Updated March 27, 2019
“There is something about the outside of a horse that is good for the inside of a man.” –John Lubbock/Winston Churchill
If dogs are man’s best friend, then horses are man’s oldest friend. At UVM’s Summer University, students can gain a basic understanding of one of our most beloved domestic animals in the Intro to the Horse online course.
Between warfare, land transportation, leisure and sport, horses have had an impact on the human race for thousands of years. Humans started depicting horses in art about 35,000 years ago. Approximately 25,000 years ago, humans started hunting horses for meat, and 6,000 years ago they began to domesticate horses.
That ancient connection is something Dr. Jenny Wilkinson shares regularly with her students. As a senior lecturer at the UVM College of Agriculture and Life Sciences who teaches the online Intro the Horse course, Wilkinson says the bond between horses and humans is deeply rooted and powerful.
“One of the themes that I cover with my students is the connection between horses and humans. It’s like that old saying, ‘There is something about the outside of a horse that is good for the inside of a man,’” she says.“Horses first came about 60 to 70 million years ago, and the anatomy between horses and humans is very similar. Early horses had five toes, now they have one with two residual splint bones or extra toes that sit up higher on their legs. We do know that early man and early horse were present together about 60 million years ago after the extinction of the dinosaurs. Early man was in the trees; early horse was in the jungle or forest below.”
Wilkinson, a lifelong equestrian, studied veterinary medicine at Cornell University and arrived at UVM in January 2008. Her path to practicing and teaching equine veterinary medicine came about one summer while she was an undergraduate at the University of Virginia. She was studying gender politics when she took a summer job as a wrangler at A Bar A Ranch, located on 125,000-acres in Wyoming.
The experience changed her life.
“I had grown up in English barns where horses were in their own stalls. But at the ranch, there were 125 horses and they all lived in a herd,” she says. “The amount of illness in the herd was much lower than anything I had seen. The horses were living in a more natural environment and were a lot less stressed. I saw the benefit of that environment for the horses, and it was because of my time at the ranch that I decided I wanted to become a vet.”
Upon graduating from University of Virginia, Wilkinson moved to Colorado and took pre-veterinary courses at the University of Colorado’s Denver campus before applying to Cornell. After receiving her Doctor of Veterinary Medicine, she re-located to Vermont with her husband and took an internship at Vermont Large Animal Clinic in Milton, eventually becoming an associate field vet. She switched gears to teaching equine studies at UVM nearly 11 years ago.
Intro to the Horse
Wilkinson teaches three classes per semester at UVM, and the Intro the Horse course is a unique opportunity to learn more about horses, online. To help engage with students, she posts instructional videos on YouTube in the UVM Horse Barn, showing students how to conduct a physical exam on a horse or how to do round-penning, a technique used to train horses.

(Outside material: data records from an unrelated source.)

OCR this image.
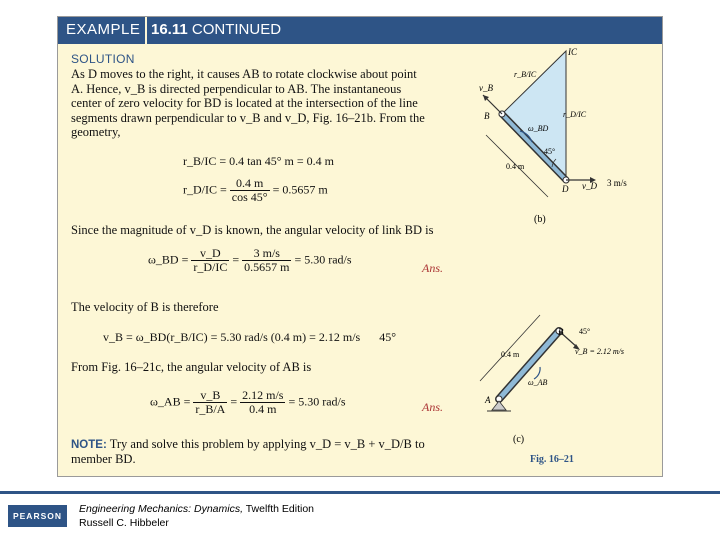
EXAMPLE 16.11 CONTINUED
SOLUTION
As D moves to the right, it causes AB to rotate clockwise about point
A. Hence, v_B is directed perpendicular to AB. The instantaneous
center of zero velocity for BD is located at the intersection of the line
segments drawn perpendicular to v_B and v_D, Fig. 16–21b. From the
geometry,
r_B/IC = 0.4 tan 45° m = 0.4 m
r_D/IC = $\frac{0.4 m}{\cos 45^\circ} = 0.5657$ m
Since the magnitude of v_D is known, the angular velocity of link BD is
ω_BD = $\frac{v\_D}{r\_D/IC} = \frac{3 m/s}{0.5657 m} = 5.30$ rad/s
Ans.
The velocity of B is therefore
v_B = ω_BD(r_B/IC) = 5.30 rad/s (0.4 m) = 2.12 m/s 45°
From Fig. 16–21c, the angular velocity of AB is
ω_AB = $\frac{v\_B}{r\_B/A} = \frac{2.12 m/s}{0.4 m} = 5.30$ rad/s	Ans.
NOTE: Try and solve this problem by applying v_D = v_B + v_D/B to
member BD.
IC
r_B/IC
r_D/IC
v_B
B
ω_BD
45°
0.4 m
D v_D 3 m/s
(b)
B 45°
v_B = 2.12 m/s
0.4 m
ω_AB
A
(c)
Fig. 16–21
PEARSON
Engineering Mechanics: Dynamics, Twelfth Edition
Russell C. Hibbeler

The online course includes juniors and seniors from a variety of backgrounds and majors, as well as high school students looking to earn college credit. Most of these students are not interested in going to veterinary school, but are interested in working with horses or having them for recreation. But every year, Wilkinson says one or two of her equine students go on to top-notch vet schools with the goal of becoming an equine vet.
Wilkinson offers extra credit opportunities to students, asking them to create videos of themselves practicing a physical exam at home on a cat, dog, or horse, or sending them to the UVM Morgan Horse Farm to explore.
“I teach students who have spent time around horses as well as students who haven’t,” she says. “Students in this course get a foundation about horses. We ask things like, why do we feed horses hay or why do we vaccinate them for certain diseases? We do this so the students can start to think about decisions that are made around horses.”
Wilkinson says there is a decrease across the country in the number of equine vet students. The field of veterinary medicine is also becoming more female dominated, she says. Male enrollment in U.S. veterinary colleges decreased from 89 percent for the 1969-1970 school year to 22.4 percent for 2008-2009, according to the Association of American Veterinary Medical Colleges.
Just as it is in medical school, the competition for admission to a veterinary college is competitive. Students often consider UVM’s Post-Baccalaureate Premedical program to increase their chances of acceptance since the rate is typically between 10 percent and 15 percent. Wilkinson encourages students to pursue veterinary medicine if they’re passionate and ready to work hard.
“When I give career advice to my students, I always say to make your avocation your occupation,” she says. “I tell them about how my path to vet school was really crooked and not linear. I want them to know to not get discouraged by a bad grade or a hard class. If they want to do it, they can find a way to make it happen.”